Too much is made about Opening Day rosters because injuries, performance and attrition will alter how the roster looks throughout the season.
Sure, it’s disappointing when some guys don’t make the Opening Day roster, but it isn’t the end of the world. A significant number of players — especially relief pitchers — will not finish the season without injury or on the 25-man roster.
Starting pitchers (4)
Relief pitchers (7)
Not many surprises on the offensive side. We knew Guerrero, barring a trade or an earlier Hector Olivera signing, as going to make it because of the clause in his contract. The biggest surprise is the team keeping Barney on the active roster. It’s nice that he won’t take a starting spot in Triple-A from a guy like Erisbel Arruebarrena, Enrique Hernandez, Corey Seager or Darnell Sweeney, but he’s occupying a valuable bench spot — and is the most likely candidate to be optioned when the Dodgers need a fifth starter on April 14 (more on that in a moment). While Barney is a great defender, I don’t foresee Kendrick or Rollins needing a day off in the season’s first eight days. It might have made more sense to carry an extra pitcher, but it isn’t going to determine the outcome of the season, either.
As for the pitchers, I was surprised Baez made it ahead of guys like David Aardsma and Sergio Santos, but those guys all have opt-out clauses in their deals come May 1, so the Dodgers can delay a 25-man decision for them until that time. Garcia pitched incredibly well in spring training and absolutely earned a spot. There’s a lot of potential there. I also thought David Huff might get a look, but he’ll help to fortify the Oklahoma City bullpen for the time being.
Speaking of fortification, the Dodgers acquired left-hander Rudy Owens from the A’s on Saturday. Owens has started 140 of his 149 minor-league appearances and made his MLB debut with the Astros last year. He posted some decent numbers in 781 1/3 minor-league innings (1.18 WHIP, 0.7 HR/9, 2.0 BB/9, 3.47 K/BB), but he also didn’t miss a lot of bats (6.9 K/9). This, coupled with the Scott Baker acquisition on Friday, means the Dodgers have a ton of pitching depth in the minors (and my roster predictions are sure to take a hit because of it).
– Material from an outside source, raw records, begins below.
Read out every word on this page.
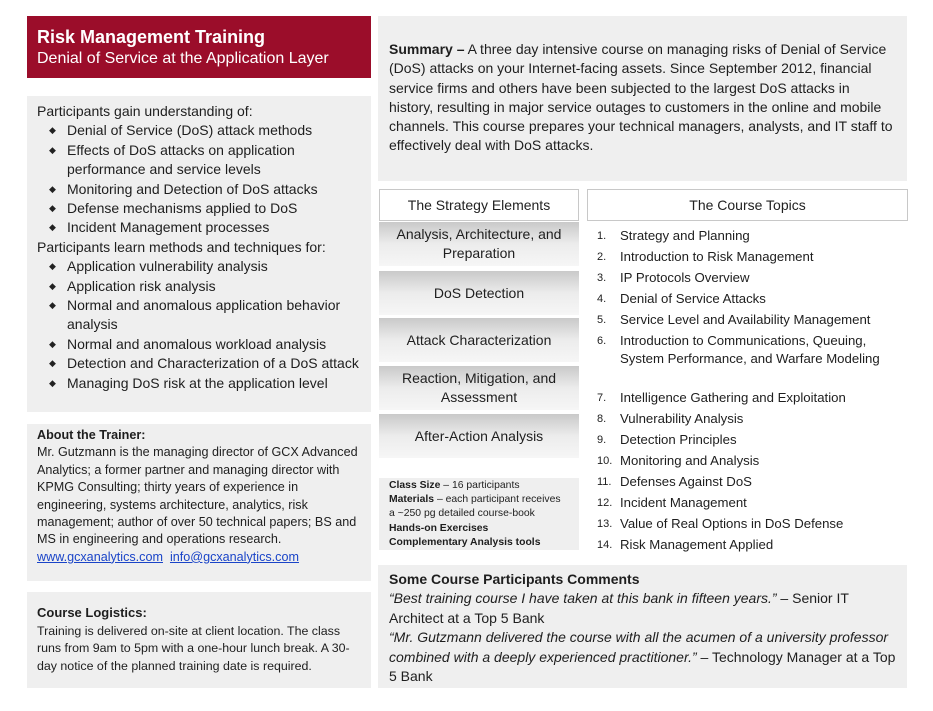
Risk Management Training
Denial of Service at the Application Layer
Participants gain understanding of:
◆ Denial of Service (DoS) attack methods
◆ Effects of DoS attacks on application performance and service levels
◆ Monitoring and Detection of DoS attacks
◆ Defense mechanisms applied to DoS
◆ Incident Management processes
Participants learn methods and techniques for:
◆ Application vulnerability analysis
◆ Application risk analysis
◆ Normal and anomalous application behavior analysis
◆ Normal and anomalous workload analysis
◆ Detection and Characterization of a DoS attack
◆ Managing DoS risk at the application level
About the Trainer:
Mr. Gutzmann is the managing director of GCX Advanced Analytics; a former partner and managing director with KPMG Consulting; thirty years of experience in engineering, systems architecture, analytics, risk management; author of over 50 technical papers; BS and MS in engineering and operations research.
www.gcxanalytics.com info@gcxanalytics.com
Course Logistics:
Training is delivered on-site at client location. The class runs from 9am to 5pm with a one-hour lunch break. A 30-day notice of the planned training date is required.
Summary – A three day intensive course on managing risks of Denial of Service (DoS) attacks on your Internet-facing assets. Since September 2012, financial service firms and others have been subjected to the largest DoS attacks in history, resulting in major service outages to customers in the online and mobile channels. This course prepares your technical managers, analysts, and IT staff to effectively deal with DoS attacks.
The Strategy Elements
Analysis, Architecture, and Preparation
DoS Detection
Attack Characterization
Reaction, Mitigation, and Assessment
After-Action Analysis
Class Size – 16 participants
Materials – each participant receives a ~250 pg detailed course-book
Hands-on Exercises
Complementary Analysis tools
The Course Topics
1.	Strategy and Planning
2.	Introduction to Risk Management
3.	IP Protocols Overview
4.	Denial of Service Attacks
5.	Service Level and Availability Management
6.	Introduction to Communications, Queuing, System Performance, and Warfare Modeling
7.	Intelligence Gathering and Exploitation
8.	Vulnerability Analysis
9.	Detection Principles
10. Monitoring and Analysis
11. Defenses Against DoS
12. Incident Management
13. Value of Real Options in DoS Defense
14. Risk Management Applied
Some Course Participants Comments
“Best training course I have taken at this bank in fifteen years.” – Senior IT Architect at a Top 5 Bank
“Mr. Gutzmann delivered the course with all the acumen of a university professor combined with a deeply experienced practitioner.” – Technology Manager at a Top 5 Bank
As for the fifth starter on April 14, it seems Joe Wieland is in line to take that start. The only other two I could realistically see getting the start are Mike Bolsinger or Huff. But Wieland impressed in spring training and one of the pieces in the Matt Kemp trade. The front office probably would like to see what it has in Wieland sooner rather than later.
This is the deepest the Dodgers have been at the MLB, Triple-A and even Double-A level in quite some time. They aren’t relying on prospects or washed-up, Quad-A veterans to fill roster spots at all three levels. There are quality players who might have broken camp with other teams. This is only a good thing and just shows the marked improvement of this front office over previous regimes.